Healthcare and fitness will likely remain an area of strong competition. Its intersection with work will come as people continue to find fitness that works for them when working remotely, and as companies supplement income with allowances not just for office tech, but for fitness tech as well.
Sustainability was most prominent in the number of electric vehicles shown during CES 2022. CES 2022 saw demonstrations of electric scooters, bicycles, motorcycles, trucks, and cars. Interest in electric vehicles outstripped autonomy. Unlike autonomous vehicles, electric vehicles will prove more attainable, and solve a more pressing need. Keep your eyes peeled for the 2024 Chevy Silverado EV, but you are much more likely to see a 2022 Ford F-150 Lightning first.
Sustainability also made its way onto the floor with LG’s zero carbon22,000-square-foot booth section that was all built from recycled and upcyclable materials—that could again be recycled. The booth complemented LG’s CES tag line, The Better Life You Deserve” and its line of Energy Star® appliances.

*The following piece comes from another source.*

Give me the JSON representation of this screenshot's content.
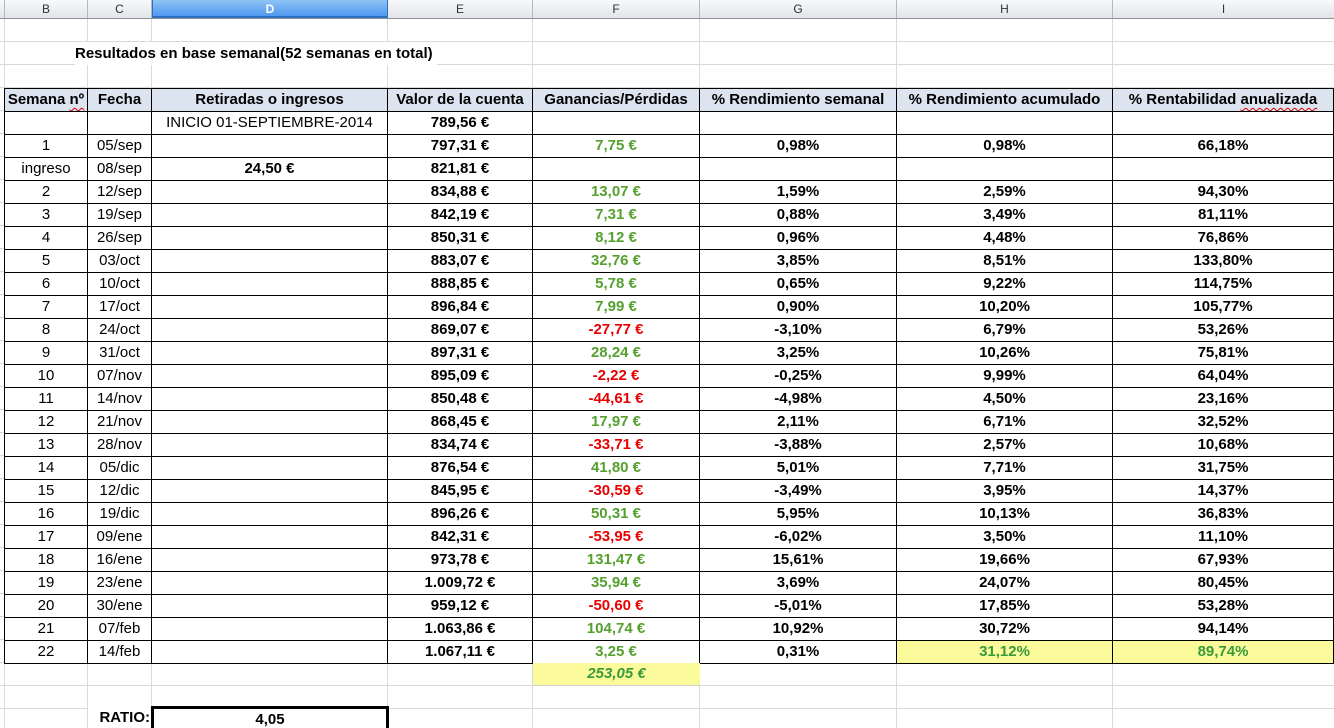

LG seeks to put around 600,000 tons of recycled plastic into its products and recover 8 million tons of electronics waste by 2030. They also launched a $500,000 Life’s Good Award to drive sustainable programs that eliminate waste across the supply chain and reduce greenhouse gases.
Lenovo showed off its sustainable laptop concept in the new Z13 with sustainable materials and packaging, while Goodyear showed off a 70% sustainable-material tire.
Arris Composites continued to demonstrate the value of its Additive Molding™️ technology that creates recyclable, thermoplastic composite products, which use less energy to make and produce less waste than traditional thermoset composite materials. The company’s strong, light, and thin materials support a wide range of features. They worked with Skydio on the X2 drone to transform a 17-part assembly into a single, multi-functional structure.
Other notable sustainability announcements included GAF’s solar shingle which promised to change the face of reroofing forever. Samsung showed off solar remotes. Orbisk demonstrated an AI-based food waste monitoring system, while Uvera promised (if the crowdfunding goes well this spring) to extend food life with UV-C light.
One of the most sustainable things about CES was virtual CES. It kept people out planes, reduced the waste on the show floor, turn booths into virtual materials.
Someday someone will find a replacement for the clamshell laptop
No matter how interesting a laptop design is, it remains a laptop design. A lid, a base. Even tablets without keyboards end-up getting keyboards designed for them that turn them into laptops. Perhaps the wildest design this year was the Asus ZenBook 17 that allows a 17-inch foldable display to become a laptop with a virtual keyboard, or to hook up to a keyboard and just be a wide monitor. At the heart of this wonder is a 4:3 OLED touchscreen that is also the computer, complete with Intel 12th Gen processors, update he 16GB of RAM, and 1TB of storage.
At the end of the day the ZenBook 17 is another variation on the tablet that wants to become a laptop, it just brings one more trick to the party.
Next Gen Smart Homes – Matter
Smart homes remain less intelligent than most people would like. The industry gets this. So most of them have rallied around Matter, the standards being developed by the Connectivity Standards Alliance. This is the group that used to be the Zigbee Alliance. Matter’s mantra is simple, interoperable, reliable, and secure. That’s been the home automation mantra for years, hopefully, the rebranding will help them deliver. On the good side, with Apple, Google, and Amazon all signed up, smart home devices might eventually become interoperable. “Hey Google-Siri-Alexa, what do you think of that?”
And Samsung is moving toward putting hubs into their smart TV, making the smart home something you get with your TV rather than as a separate investment.
Like all the standards that came before, the real question is: Will Matter matter?